Syrian society and secularism

Before the war, Syrian society was organised in a secular manner, in order to allow cohabitation between the many religious groups which compose it. All Syrians have suffered from the atrocities committed by the jihadists (for which the Europeans today blame the Syrian Arab Republic). Many of the victims turned to God. Religious practice has risen from approximately 20 % to 80 %. The Christian community faithful to Rome has mostly emigrated, while the Orthodox Christians have stayed. Sunni Muslims are now even more strongly in the majority. Paradoxically, some of their Imams, forgetting the rhetoric of Daesh and ignoring the resistance of the country, today define secularists as their enemies.

Sunni General Hassan Turkmani had imagined defending Syria by counting on its inhabitants [1]. According to him, it was possible to take care of one another and to involve each community, with its own particular cultural relations, in the defence of the country.

This was just a theory, but we have been able to verify that it was correct. Syria has survived assaults by the most massive coalition in human History, just as during the Roman era, it survived the Punic Wars.

« Carthago delenda » (Carthage must be destroyed) [2]), said Cato. « Bachar must go! » echoed Hillary Clinton.

Those who still hope to destroy Syria have now understood that they will first have to crush its religious mosaic. So they vilify the minorities and encourage certain elements of the majority community to impose their cult on others.

It so happens that Syria has a long history of collaboration between religions. In the 3rd century, Queen Septimia Zenobia, who revolted against the Western tyranny of the Roman Empire and took over the leadership of the Arabs of Arabia, Egypt and all of the Levant, made Palmyra its capital [3]. She took care to develop the arts, but also to protect all the religious communities.

In France, during the 16th century, we experienced the terrible wars of religion between two branches of Christianity – Catholicism and Protestantism. This situation ended when philosopher Montaigne managed to imagine interpersonal relations, which allowed everyone to live in peace.

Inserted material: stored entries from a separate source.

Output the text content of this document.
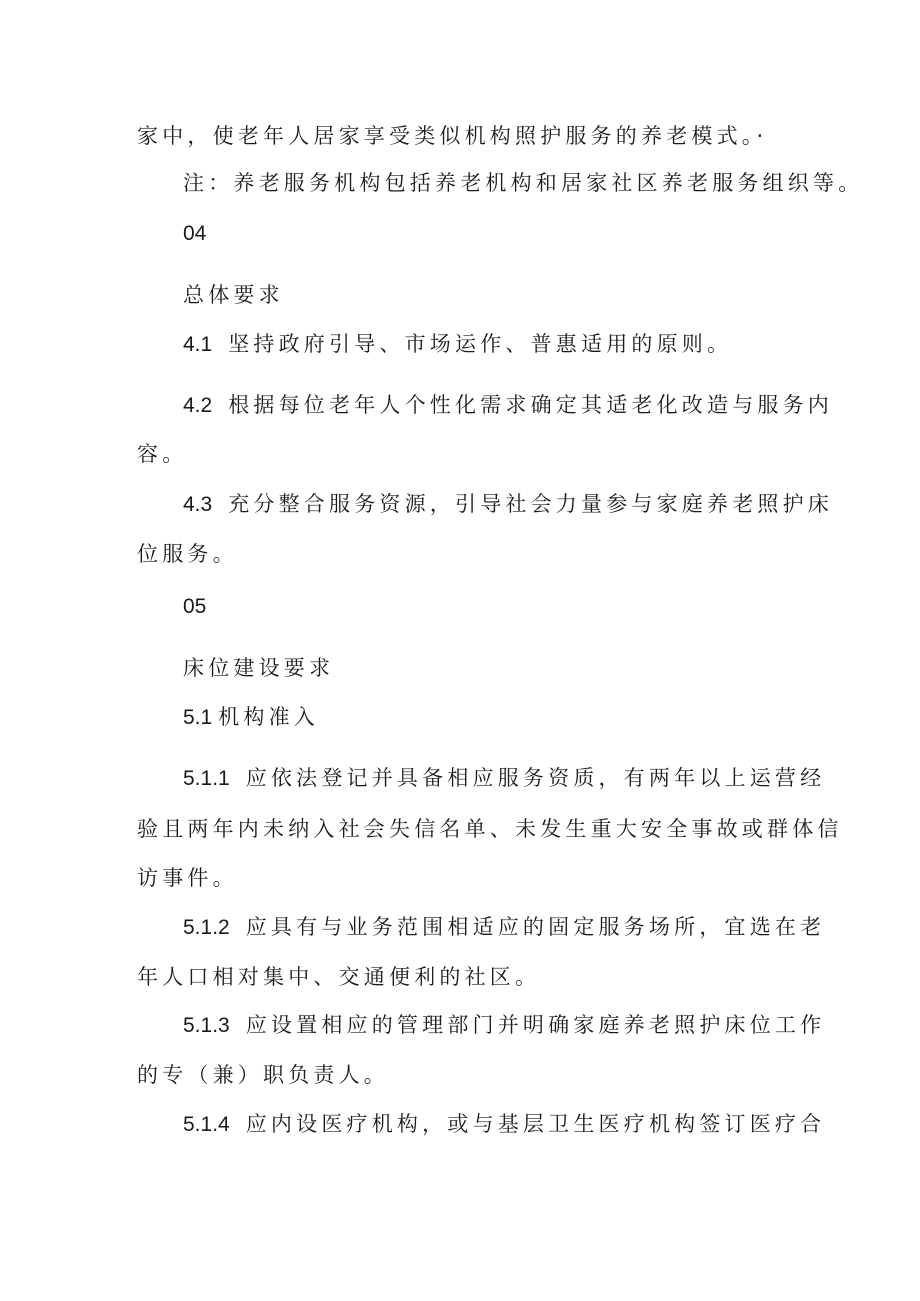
家中，使老年人居家享受类似机构照护服务的养老模式。·
注：养老服务机构包括养老机构和居家社区养老服务组织等。
04
总体要求
4.1 坚持政府引导、市场运作、普惠适用的原则。
4.2 根据每位老年人个性化需求确定其适老化改造与服务内
容。
4.3 充分整合服务资源，引导社会力量参与家庭养老照护床
位服务。
05
床位建设要求
5.1 机构准入
5.1.1 应依法登记并具备相应服务资质，有两年以上运营经
验且两年内未纳入社会失信名单、未发生重大安全事故或群体信
访事件。
5.1.2 应具有与业务范围相适应的固定服务场所，宜选在老
年人口相对集中、交通便利的社区。
5.1.3 应设置相应的管理部门并明确家庭养老照护床位工作
的专（兼）职负责人。
5.1.4 应内设医疗机构，或与基层卫生医疗机构签订医疗合
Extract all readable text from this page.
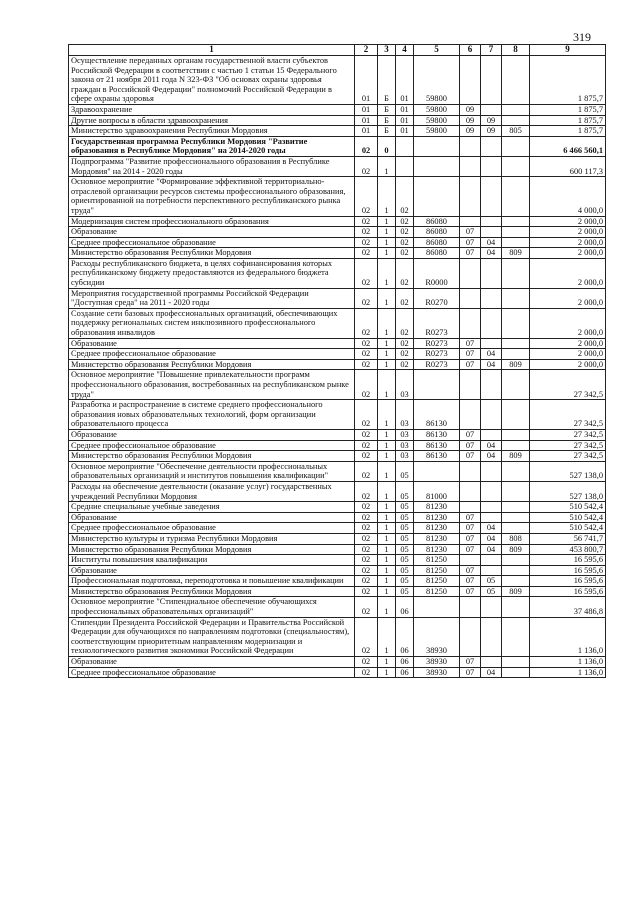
319
1	2	3	4	5	6	7	8	9
Осуществление переданных органам государственной власти субъектов Российской Федерации в соответствии с частью 1 статьи 15 Федерального закона от 21 ноября 2011 года N 323-ФЗ "Об основах охраны здоровья граждан в Российской Федерации" полномочий Российской Федерации в сфере охраны здоровья	01	Б	01	59800				1 875,7
Здравоохранение	01	Б	01	59800	09			1 875,7
Другие вопросы в области здравоохранения	01	Б	01	59800	09	09		1 875,7
Министерство здравоохранения Республики Мордовия	01	Б	01	59800	09	09	805	1 875,7
Государственная программа Республики Мордовия "Развитие образования в Республике Мордовия" на 2014-2020 годы	02	0						6 466 560,1
Подпрограмма "Развитие профессионального образования в Республике Мордовия" на 2014 - 2020 годы	02	1						600 117,3
Основное мероприятие "Формирование эффективной территориально-отраслевой организации ресурсов системы профессионального образования, ориентированной на потребности перспективного республиканского рынка труда"	02	1	02					4 000,0
Модернизация систем профессионального образования	02	1	02	86080				2 000,0
Образование	02	1	02	86080	07			2 000,0
Среднее профессиональное образование	02	1	02	86080	07	04		2 000,0
Министерство образования Республики Мордовия	02	1	02	86080	07	04	809	2 000,0
Расходы республиканского бюджета, в целях софинансирования которых республиканскому бюджету предоставляются из федерального бюджета субсидии	02	1	02	R0000				2 000,0
Мероприятия государственной программы Российской Федерации "Доступная среда" на 2011 - 2020 годы	02	1	02	R0270				2 000,0
Создание сети базовых профессиональных организаций, обеспечивающих поддержку региональных систем инклюзивного профессионального образования инвалидов	02	1	02	R0273				2 000,0
Образование	02	1	02	R0273	07			2 000,0
Среднее профессиональное образование	02	1	02	R0273	07	04		2 000,0
Министерство образования Республики Мордовия	02	1	02	R0273	07	04	809	2 000,0
Основное мероприятие "Повышение привлекательности программ профессионального образования, востребованных на республиканском рынке труда"	02	1	03					27 342,5
Разработка и распространение в системе среднего профессионального образования новых образовательных технологий, форм организации образовательного процесса	02	1	03	86130				27 342,5
Образование	02	1	03	86130	07			27 342,5
Среднее профессиональное образование	02	1	03	86130	07	04		27 342,5
Министерство образования Республики Мордовия	02	1	03	86130	07	04	809	27 342,5
Основное мероприятие "Обеспечение деятельности профессиональных образовательных организаций и институтов повышения квалификации"	02	1	05					527 138,0
Расходы на обеспечение деятельности (оказание услуг) государственных учреждений Республики Мордовия	02	1	05	81000				527 138,0
Средние специальные учебные заведения	02	1	05	81230				510 542,4
Образование	02	1	05	81230	07			510 542,4
Среднее профессиональное образование	02	1	05	81230	07	04		510 542,4
Министерство культуры и туризма Республики Мордовия	02	1	05	81230	07	04	808	56 741,7
Министерство образования Республики Мордовия	02	1	05	81230	07	04	809	453 800,7
Институты повышения квалификации	02	1	05	81250				16 595,6
Образование	02	1	05	81250	07			16 595,6
Профессиональная подготовка, переподготовка и повышение квалификации	02	1	05	81250	07	05		16 595,6
Министерство образования Республики Мордовия	02	1	05	81250	07	05	809	16 595,6
Основное мероприятие "Стипендиальное обеспечение обучающихся профессиональных образовательных организаций"	02	1	06					37 486,8
Стипендии Президента Российской Федерации и Правительства Российской Федерации для обучающихся по направлениям подготовки (специальностям), соответствующим приоритетным направлениям модернизации и технологического развития экономики Российской Федерации	02	1	06	38930				1 136,0
Образование	02	1	06	38930	07			1 136,0
Среднее профессиональное образование	02	1	06	38930	07	04		1 136,0
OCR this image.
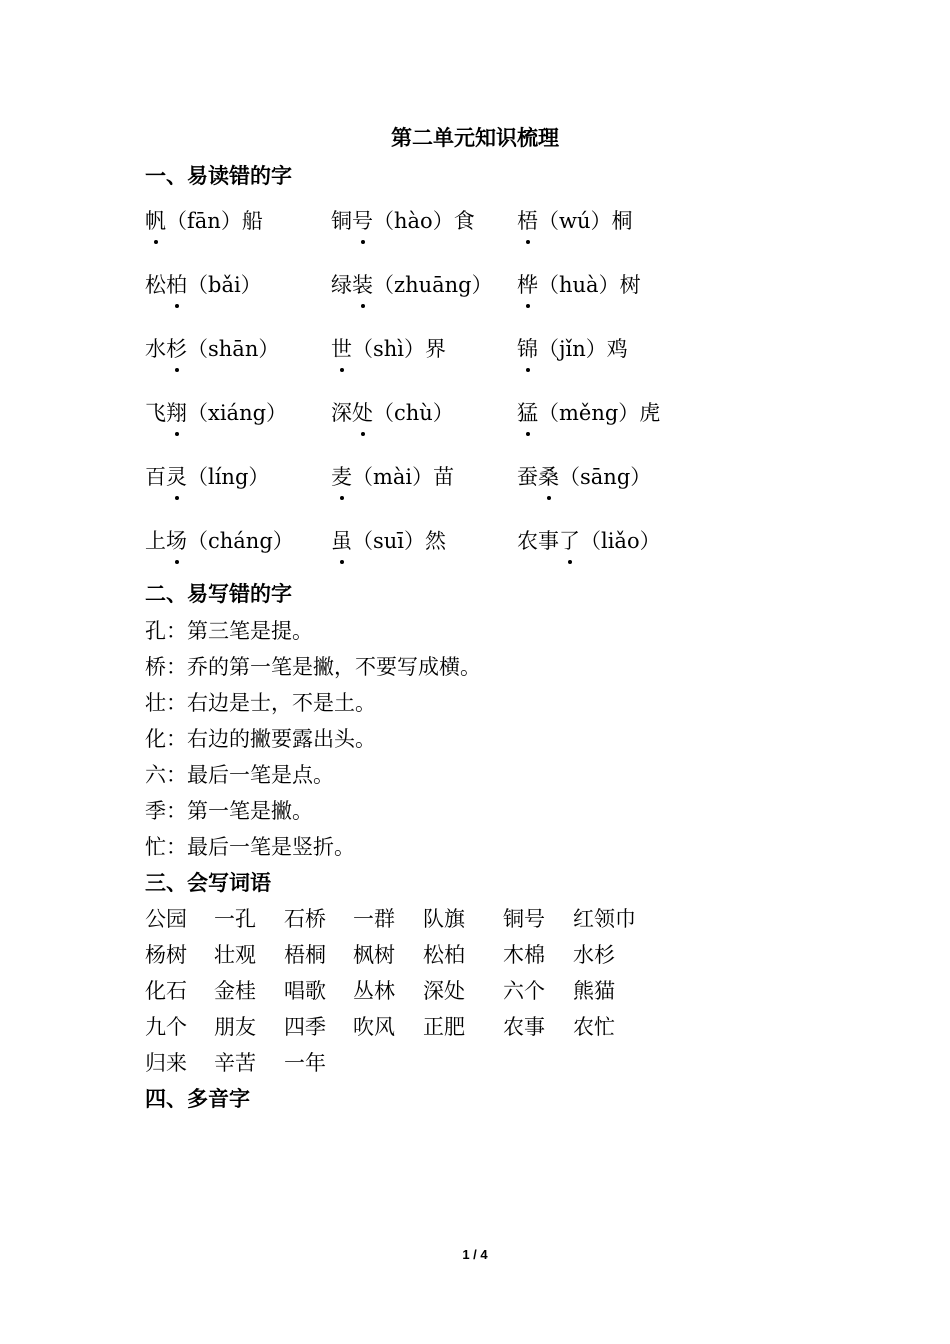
第二单元知识梳理
一、易读错的字
帆（fān）船	铜号（hào）食 梧（wú）桐
松柏（bǎi）	绿装（zhuāng） 桦（huà）树
水杉（shān） 世（shì）界	锦（jǐn）鸡
飞翔（xiáng） 深处（chù）	猛（měng）虎
百灵（líng）	麦（mài）苗	蚕桑（sāng）
上场（cháng） 虽（suī）然	农事了（liǎo）
二、易写错的字
孔：第三笔是提。
桥：乔的第一笔是撇，不要写成横。
壮：右边是士，不是土。
化：右边的撇要露出头。
六：最后一笔是点。
季：第一笔是撇。
忙：最后一笔是竖折。
三、会写词语
公园 一孔 石桥 一群 队旗 铜号 红领巾
杨树 壮观 梧桐 枫树 松柏 木棉 水杉
化石 金桂 唱歌 丛林 深处 六个 熊猫
九个 朋友 四季 吹风 正肥 农事 农忙
归来 辛苦 一年
四、多音字
1 / 4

The Syrian project, as described by Hassan Turkmani, goes even further. It is not a question of simply tolerating that others, who believe in the same God, choose to celebrate Him in a different way. It’s about praying with them. So, every day, the head of John the Baptist was venerated in the Umayyad mosque by Jews, Christians and Muslims [4]. It is the only mosque where Muslims have prayed together with a Pope – Jean-Paul II – around their common relics.

In Europe, after the suffering of the two World Wars, priests of the different religions preached that we should fear God here on Earth, and that we would be rewarded in the Beyond [5]. Religious practices have evolved, but the hearts of Mankind have weakened. In fact, God did not send his prophets to threaten us. Thirty years later, the young generation, who wanted to free themselves from these restrictions, suddenly rejected the very idea of religion. Secularism, [6], which was a method of government designed to allow us to live together in the respect of our differences, became a weapon against these differences.

Let’s not commit the same mistake.

The role of religion is not to impose the dictatorship of a way of life, which is what Daesh tried, nor to terrorise our consciences, as the Europeans had tried in the past.

The role of the state is not to arbitrate theological disputes, and even less to choose between religions. As in the West, political parties have aged badly in the Arab world, but as soon as they were created, the Syrian Social Nationalist Party (SSNP) [7] and the Ba’ath Party [8] intended to found a secular state, in other words, one which guarantees, to everyone equally, the freedom celebrate his own cult without fear. That is Syria.